If you aren’t old enough to remember the ‘60s, the extreme left applied the term to Russia and America or, more specifically, to the KGB and the CIA.
That was firing both barrels: by putting the USSR and the US on the same moral level, the left exonerated the former and demonised the latter.
The KGB has murdered 60 million of its own citizens? Yes, but Joe McCarthy accused good communists of being communists. The Russians introduced concentration camps to half the world? Well, Americans had the audacity to resist communism in Korea and Vietnam. The Russians spy on America? We spy on them too.
In those days such rhetoric was mainly associated with pimply youths who marched through campuses singing “Ho, ho, ho, Ho Chi Minh”, “Hell no, we won’t go”, “Off the pigs” and “Hey, hey, LBJ, how many kids did you kill today?”.
Having done their marching and singing, the youths would usually grow up and begin to pursue happiness in downtown offices and suburban bungalows. They still called themselves liberal at cocktail parties and voted for chaps like Eugene McCarthy, George McGovern and Hubert Humphrey.
Amazingly, it has taken a supposedly conservative US president to bring back these nostalgic memories. But then Donald Trump probably doesn’t know the difference between a conservative and a third baseman.
This he proved by taking moral equivalence off the mothballs. A Fox News interviewer queried Trump about his affection for Putin, whom the journalist described as ‘a killer’, specifically of political opponents.
The president replied: “There are a lot of killers. We’ve got a lot of killers. What do you think? Our country’s so innocent?”
No, it isn’t. Ever since Adam and Eve indulged their taste in fruit, we haven’t been blessed with unadulterated innocence in human institutions. Now, having got this theological point out of the way, let’s make an empirical one: all countries may be sinners, but they don’t all sin to the same extent.
A country that executes one wrongly convicted man commits an evil act. So does a country that murders millions of people by category, be it class, race or wealth. Both countries should be condemned.
But, this side of a lunatic asylum, they can’t be condemned equally. If they are, that means somebody’s moral compass has gone haywire.
Now at least 200 journalists and political opponents have been murdered on Putin’s watch and – as anyone familiar with Russia will confirm – on his direct orders. Some of those murders were committed by Putin’s hit squads abroad, including London and the Home Counties. Hundreds, possibly thousands more dissidents have been imprisoned on trumped-up charges, mutilated, savagely beaten up or threatened into silence.

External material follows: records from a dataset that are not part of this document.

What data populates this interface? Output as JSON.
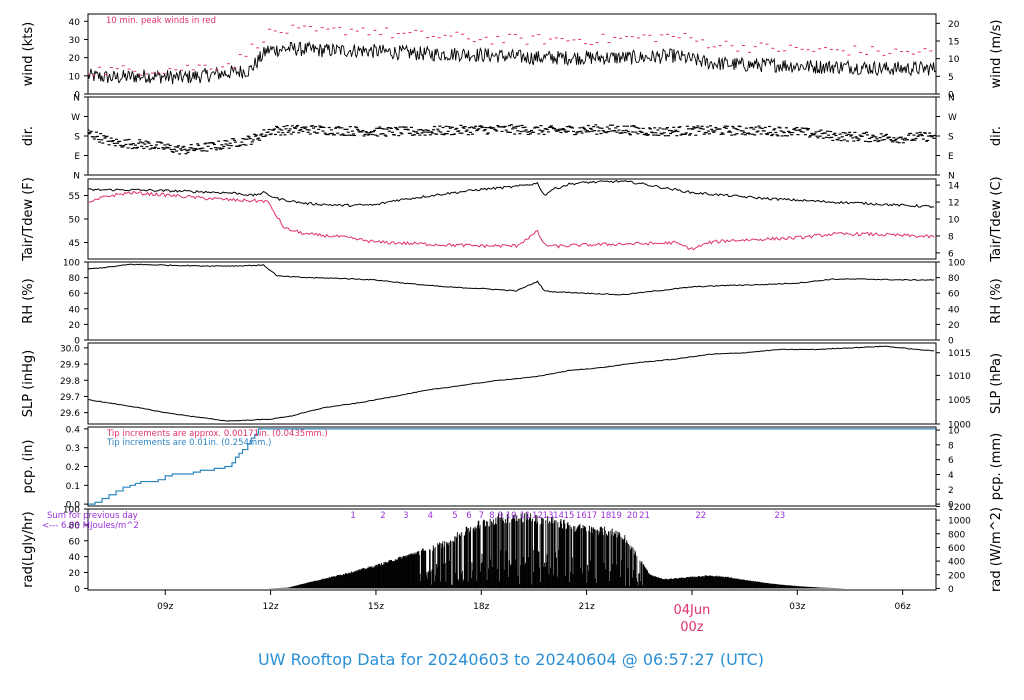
{
  "figure_title": "UW Rooftop Data for 20240603  to  20240604 @ 06:57:27  (UTC)",
  "colors": {
    "black": "#000000",
    "red": "#e0336b",
    "blue": "#2e86c1",
    "purple": "#9b30d9",
    "title": "#2b8fd6"
  },
  "x_axis": {
    "range_hours": [
      6.8,
      30.95
    ],
    "ticks": [
      {
        "h": 9,
        "label": "09z"
      },
      {
        "h": 12,
        "label": "12z"
      },
      {
        "h": 15,
        "label": "15z"
      },
      {
        "h": 18,
        "label": "18z"
      },
      {
        "h": 21,
        "label": "21z"
      },
      {
        "h": 24,
        "label": "04Jun",
        "label2": "00z",
        "highlight": true
      },
      {
        "h": 27,
        "label": "03z"
      },
      {
        "h": 30,
        "label": "06z"
      }
    ]
  },
  "chart_data": [
    {
      "id": "wind",
      "type": "line",
      "ylabel": "wind (kts)",
      "ylabel_right": "wind (m/s)",
      "ylim": [
        0,
        44
      ],
      "yticks": [
        0,
        10,
        20,
        30,
        40
      ],
      "right_ticks": [
        {
          "v": 0,
          "label": "0"
        },
        {
          "v": 9.72,
          "label": "5"
        },
        {
          "v": 19.44,
          "label": "10"
        },
        {
          "v": 29.16,
          "label": "15"
        },
        {
          "v": 38.88,
          "label": "20"
        }
      ],
      "annotation": "10 min. peak winds in red",
      "series": [
        {
          "key": "speed",
          "color": "#000000",
          "x": [
            6.8,
            7.5,
            8.5,
            9.5,
            10.5,
            11.4,
            11.9,
            12.5,
            13.5,
            14.5,
            15.5,
            16.5,
            17.5,
            18.5,
            19.5,
            20.5,
            21.5,
            22.5,
            23.5,
            24.5,
            25.5,
            26.5,
            27.5,
            28.5,
            29.5,
            30.5,
            30.95
          ],
          "y": [
            10,
            9,
            10,
            9,
            11,
            13,
            24,
            25,
            24,
            24,
            23,
            22,
            22,
            21,
            20,
            20,
            20,
            20,
            21,
            17,
            16,
            16,
            15,
            15,
            14,
            14,
            14
          ],
          "noise": 4
        },
        {
          "key": "peak",
          "color": "#e0336b",
          "x": [
            6.8,
            8,
            9.5,
            11,
            11.9,
            12.5,
            13.5,
            14.5,
            15.5,
            16.5,
            17.5,
            18.5,
            19.5,
            20.5,
            21.5,
            22.5,
            23.5,
            24.5,
            25.5,
            26.5,
            27.5,
            28.5,
            29.5,
            30.95
          ],
          "y": [
            13,
            13,
            14,
            17,
            33,
            35,
            34,
            36,
            33,
            32,
            31,
            30,
            30,
            30,
            30,
            31,
            32,
            28,
            26,
            25,
            24,
            24,
            23,
            23
          ],
          "noise": 3
        }
      ]
    },
    {
      "id": "dir",
      "type": "scatter",
      "ylabel": "dir.",
      "ylabel_right": "dir.",
      "ylim": [
        0,
        360
      ],
      "yticks": [
        0,
        90,
        180,
        270,
        360
      ],
      "ytick_labels": [
        "N",
        "E",
        "S",
        "W",
        "N"
      ],
      "series": [
        {
          "key": "direction",
          "color": "#000000",
          "x": [
            6.8,
            7.5,
            8.5,
            9.5,
            10.5,
            11.5,
            12,
            13,
            14,
            15,
            16,
            17,
            18,
            19,
            20,
            21,
            22,
            23,
            24,
            25,
            26,
            27,
            28,
            29,
            30,
            30.95
          ],
          "y": [
            195,
            150,
            140,
            115,
            135,
            165,
            205,
            210,
            205,
            200,
            200,
            205,
            210,
            210,
            205,
            210,
            210,
            200,
            205,
            205,
            205,
            200,
            180,
            175,
            170,
            180
          ],
          "noise": 22
        }
      ]
    },
    {
      "id": "temp",
      "type": "line",
      "ylabel": "Tair/Tdew (F)",
      "ylabel_right": "Tair/Tdew (C)",
      "ylim": [
        41.5,
        58.5
      ],
      "yticks": [
        45,
        50,
        55
      ],
      "right_ticks": [
        {
          "v": 42.8,
          "label": "6"
        },
        {
          "v": 46.4,
          "label": "8"
        },
        {
          "v": 50,
          "label": "10"
        },
        {
          "v": 53.6,
          "label": "12"
        },
        {
          "v": 57.2,
          "label": "14"
        }
      ],
      "series": [
        {
          "key": "Tair",
          "color": "#000000",
          "x": [
            6.8,
            8,
            9,
            10,
            11,
            11.5,
            11.8,
            12.2,
            13,
            14,
            15,
            15.5,
            16,
            17,
            18,
            19,
            19.6,
            19.8,
            20,
            20.5,
            21,
            22,
            22.5,
            23,
            24,
            25,
            26,
            27,
            28,
            29,
            30,
            30.95
          ],
          "y": [
            56.2,
            56.2,
            56.0,
            55.8,
            55.5,
            55.0,
            55.6,
            54.3,
            53.3,
            52.9,
            53.0,
            53.9,
            54.4,
            55.4,
            56.3,
            56.9,
            57.6,
            55.0,
            56.2,
            57.4,
            57.8,
            58.0,
            57.6,
            56.9,
            55.6,
            55.0,
            54.4,
            54.0,
            53.6,
            53.3,
            52.9,
            52.6
          ],
          "noise": 0.25
        },
        {
          "key": "Tdew",
          "color": "#e0336b",
          "x": [
            6.8,
            7.3,
            8,
            9,
            10,
            11,
            11.9,
            12.4,
            13,
            14,
            15,
            16,
            17,
            18,
            19,
            19.6,
            19.8,
            20.1,
            21,
            22,
            23,
            23.5,
            24,
            24.5,
            25,
            26,
            27,
            28,
            29,
            30,
            30.95
          ],
          "y": [
            53.3,
            54.8,
            55.6,
            55.1,
            54.5,
            54.0,
            53.8,
            48.0,
            46.8,
            46.2,
            45.1,
            44.8,
            44.5,
            44.3,
            44.3,
            47.3,
            44.5,
            44.2,
            44.5,
            44.7,
            44.8,
            45.0,
            43.6,
            45.0,
            45.4,
            45.7,
            46.0,
            46.8,
            46.8,
            46.5,
            46.2
          ],
          "noise": 0.35
        }
      ]
    },
    {
      "id": "rh",
      "type": "line",
      "ylabel": "RH (%)",
      "ylabel_right": "RH (%)",
      "ylim": [
        0,
        100
      ],
      "yticks": [
        0,
        20,
        40,
        60,
        80,
        100
      ],
      "right_ticks": [
        {
          "v": 0,
          "label": "0"
        },
        {
          "v": 20,
          "label": "20"
        },
        {
          "v": 40,
          "label": "40"
        },
        {
          "v": 60,
          "label": "60"
        },
        {
          "v": 80,
          "label": "80"
        },
        {
          "v": 100,
          "label": "100"
        }
      ],
      "series": [
        {
          "key": "RH",
          "color": "#000000",
          "x": [
            6.8,
            7.5,
            8,
            9,
            10,
            11,
            11.8,
            12.2,
            13,
            14,
            15,
            16,
            17,
            18,
            19,
            19.6,
            19.8,
            20,
            21,
            22,
            23,
            24,
            25,
            26,
            27,
            28,
            29,
            30,
            30.95
          ],
          "y": [
            91,
            94,
            97,
            96,
            95,
            95,
            96,
            82,
            80,
            79,
            77,
            72,
            68,
            66,
            63,
            75,
            63,
            62,
            60,
            58,
            63,
            68,
            70,
            71,
            73,
            78,
            78,
            77,
            77
          ],
          "noise": 0.6
        }
      ]
    },
    {
      "id": "slp",
      "type": "line",
      "ylabel": "SLP (inHg)",
      "ylabel_right": "SLP (hPa)",
      "ylim": [
        29.53,
        30.03
      ],
      "yticks": [
        29.6,
        29.7,
        29.8,
        29.9,
        30.0
      ],
      "ytick_labels": [
        "29.6",
        "29.7",
        "29.8",
        "29.9",
        "30.0"
      ],
      "right_ticks": [
        {
          "v": 29.53,
          "label": "1000"
        },
        {
          "v": 29.68,
          "label": "1005"
        },
        {
          "v": 29.83,
          "label": "1010"
        },
        {
          "v": 29.97,
          "label": "1015"
        }
      ],
      "series": [
        {
          "key": "SLP",
          "color": "#000000",
          "x": [
            6.8,
            8,
            9,
            10,
            10.7,
            11,
            12,
            12.6,
            13.5,
            14.5,
            15.5,
            16.5,
            17.5,
            18.5,
            19.5,
            20.5,
            21.5,
            22.5,
            23.5,
            24.5,
            25.5,
            26.5,
            27.5,
            28.5,
            29.5,
            30.4,
            30.95
          ],
          "y": [
            29.68,
            29.64,
            29.6,
            29.57,
            29.55,
            29.55,
            29.56,
            29.58,
            29.63,
            29.66,
            29.7,
            29.74,
            29.77,
            29.8,
            29.82,
            29.86,
            29.88,
            29.91,
            29.93,
            29.96,
            29.97,
            29.99,
            29.99,
            30.0,
            30.01,
            29.99,
            29.98
          ],
          "noise": 0.002
        }
      ]
    },
    {
      "id": "pcp",
      "type": "line",
      "ylabel": "pcp. (in)",
      "ylabel_right": "pcp. (mm)",
      "ylim": [
        -0.01,
        0.41
      ],
      "yticks": [
        0.0,
        0.1,
        0.2,
        0.3,
        0.4
      ],
      "ytick_labels": [
        "0.0",
        "0.1",
        "0.2",
        "0.3",
        "0.4"
      ],
      "right_ticks": [
        {
          "v": 0,
          "label": "0"
        },
        {
          "v": 0.0787,
          "label": "2"
        },
        {
          "v": 0.1575,
          "label": "4"
        },
        {
          "v": 0.2362,
          "label": "6"
        },
        {
          "v": 0.315,
          "label": "8"
        },
        {
          "v": 0.3937,
          "label": "10"
        }
      ],
      "annotations": [
        {
          "text": "Tip increments are approx. 0.00171in. (0.0435mm.)",
          "color": "#e0336b"
        },
        {
          "text": "Tip increments are 0.01in. (0.254mm.)",
          "color": "#2e86c1"
        }
      ],
      "series": [
        {
          "key": "accum",
          "color": "#2e86c1",
          "x": [
            6.8,
            7.0,
            7.2,
            7.4,
            7.6,
            7.8,
            8.0,
            8.15,
            8.3,
            8.6,
            8.8,
            9.0,
            9.2,
            9.6,
            9.8,
            10.0,
            10.2,
            10.4,
            10.7,
            10.9,
            11.0,
            11.1,
            11.2,
            11.35,
            11.45,
            11.55,
            11.65,
            30.95
          ],
          "y": [
            0.0,
            0.01,
            0.03,
            0.05,
            0.07,
            0.09,
            0.1,
            0.11,
            0.12,
            0.12,
            0.13,
            0.15,
            0.16,
            0.16,
            0.17,
            0.18,
            0.18,
            0.19,
            0.2,
            0.22,
            0.25,
            0.27,
            0.29,
            0.32,
            0.35,
            0.37,
            0.4,
            0.4
          ]
        }
      ]
    },
    {
      "id": "rad",
      "type": "bar",
      "ylabel": "rad(Lgly/hr)",
      "ylabel_right": "rad (W/m^2)",
      "ylim": [
        -2,
        100
      ],
      "yticks": [
        0,
        20,
        40,
        60,
        80,
        100
      ],
      "right_ticks": [
        {
          "v": 0,
          "label": "0"
        },
        {
          "v": 17.2,
          "label": "200"
        },
        {
          "v": 34.4,
          "label": "400"
        },
        {
          "v": 51.6,
          "label": "600"
        },
        {
          "v": 68.8,
          "label": "800"
        },
        {
          "v": 86.0,
          "label": "1000"
        },
        {
          "v": 103.2,
          "label": "1200"
        }
      ],
      "annotations": [
        {
          "text": "Sum for previous day",
          "color": "#9b30d9"
        },
        {
          "text": "<--- 6.03 MJoules/m^2",
          "color": "#9b30d9"
        }
      ],
      "hour_labels": [
        {
          "h": 14.35,
          "label": "1"
        },
        {
          "h": 15.2,
          "label": "2"
        },
        {
          "h": 15.85,
          "label": "3"
        },
        {
          "h": 16.55,
          "label": "4"
        },
        {
          "h": 17.25,
          "label": "5"
        },
        {
          "h": 17.65,
          "label": "6"
        },
        {
          "h": 18.0,
          "label": "7"
        },
        {
          "h": 18.3,
          "label": "8"
        },
        {
          "h": 18.55,
          "label": "9"
        },
        {
          "h": 18.85,
          "label": "10"
        },
        {
          "h": 19.25,
          "label": "11"
        },
        {
          "h": 19.6,
          "label": "12"
        },
        {
          "h": 19.9,
          "label": "13"
        },
        {
          "h": 20.2,
          "label": "14"
        },
        {
          "h": 20.5,
          "label": "15"
        },
        {
          "h": 20.85,
          "label": "16"
        },
        {
          "h": 21.15,
          "label": "17"
        },
        {
          "h": 21.55,
          "label": "18"
        },
        {
          "h": 21.85,
          "label": "19"
        },
        {
          "h": 22.3,
          "label": "20"
        },
        {
          "h": 22.65,
          "label": "21"
        },
        {
          "h": 24.25,
          "label": "22"
        },
        {
          "h": 26.5,
          "label": "23"
        }
      ],
      "series": [
        {
          "key": "solar",
          "color": "#000000",
          "x": [
            11.9,
            12.5,
            13,
            14,
            15,
            16,
            17,
            17.5,
            18,
            18.5,
            19,
            19.5,
            20,
            20.5,
            21,
            21.5,
            22,
            22.5,
            22.8,
            23.2,
            24,
            24.5,
            25,
            25.5,
            26.3,
            27,
            27.7,
            28.4
          ],
          "y": [
            0,
            1,
            7,
            18,
            30,
            45,
            62,
            76,
            88,
            95,
            98,
            96,
            92,
            85,
            80,
            78,
            74,
            40,
            18,
            12,
            15,
            17,
            15,
            11,
            6,
            3,
            1,
            0
          ]
        }
      ]
    }
  ]
}
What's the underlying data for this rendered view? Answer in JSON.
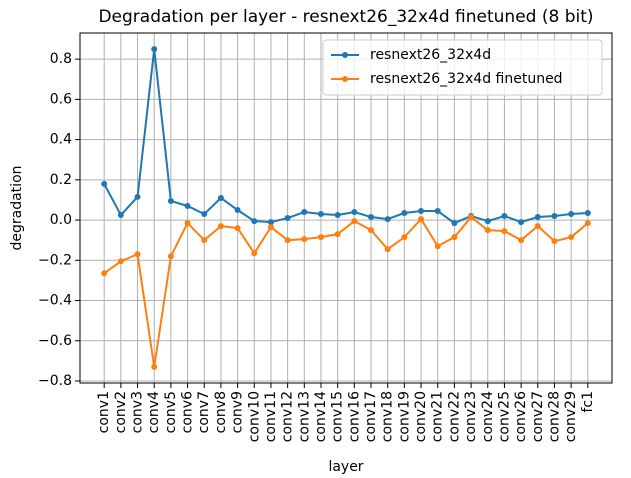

I’m unfamiliar with any such crimes perpetrated by the US government in recent memory. Journalists can criticise the administration without fearing a bullet in a dark alley, politicians can oppose the government without having radioactive isotopes added to their diets. If Trump has information to the contrary, he should by all means speak up: the world has the right to know.
If, however, Trump can’t list the US equivalents of Litvinenko, Nemtsov, Politkovskaya, Khlebnikov, Magnitsky, Borovik, Shchekochikhin, Baburova – the list is long – then his statement was inspired by what Trump believes to be realpolitik (I’d rather not speculate on what else it might have been inspired by).
This he confirmed by a characteristically platitudinous clarification: “It’s better to get along with Russia than not. And if Russia helps us in the fight against Isis, which is a major fight . . . that’s a good thing.”
If the combined might of America and the rest of Nato is insufficient to the ‘major’ task of fighting Isis, we should all pack up and go home – the West is going to the dogs. By inviting Putin to bomb Syria flat with his typical KGB savagery, all America does is provide a Middle Eastern foothold to a hostile foreign power.
It is indeed better to get along with Russia than not. But not at any price, and certainly not at the cost of sacrificing whatever is left of intellectual and moral integrity in the US administration.
I am, however, grateful to Trump for confirming my lifelong observation. Though I can’t support this by statistical data, I’ve noticed that vulgarity of taste is inevitably accompanied by vulgarity of thought.
Trump has the taste of a parvenu upstart in just about everything: his Tower, the epitome of look-I’ve-made-it kitsch; his propensity to marry gold-diggers with a dubious past; even his neckties, usually three inches too long.
His foray into moral equivalence proves yet again that such aesthetic lapses are unfailing indicators of moral and intellectual ones. The great Greeks had a ready explanation for this link.
They considered what Aristotle called ‘transcendentals’ and what Plato specifically identified as Truth, Beauty and Goodness to be the inseparable ontological properties of being. A deficit in any one element of the triad would automatically produce a failure in the other two.
A.N. Whitehead once described all philosophy as “a series of footnotes to Plato”. Trump proves that the same comment applies to politics.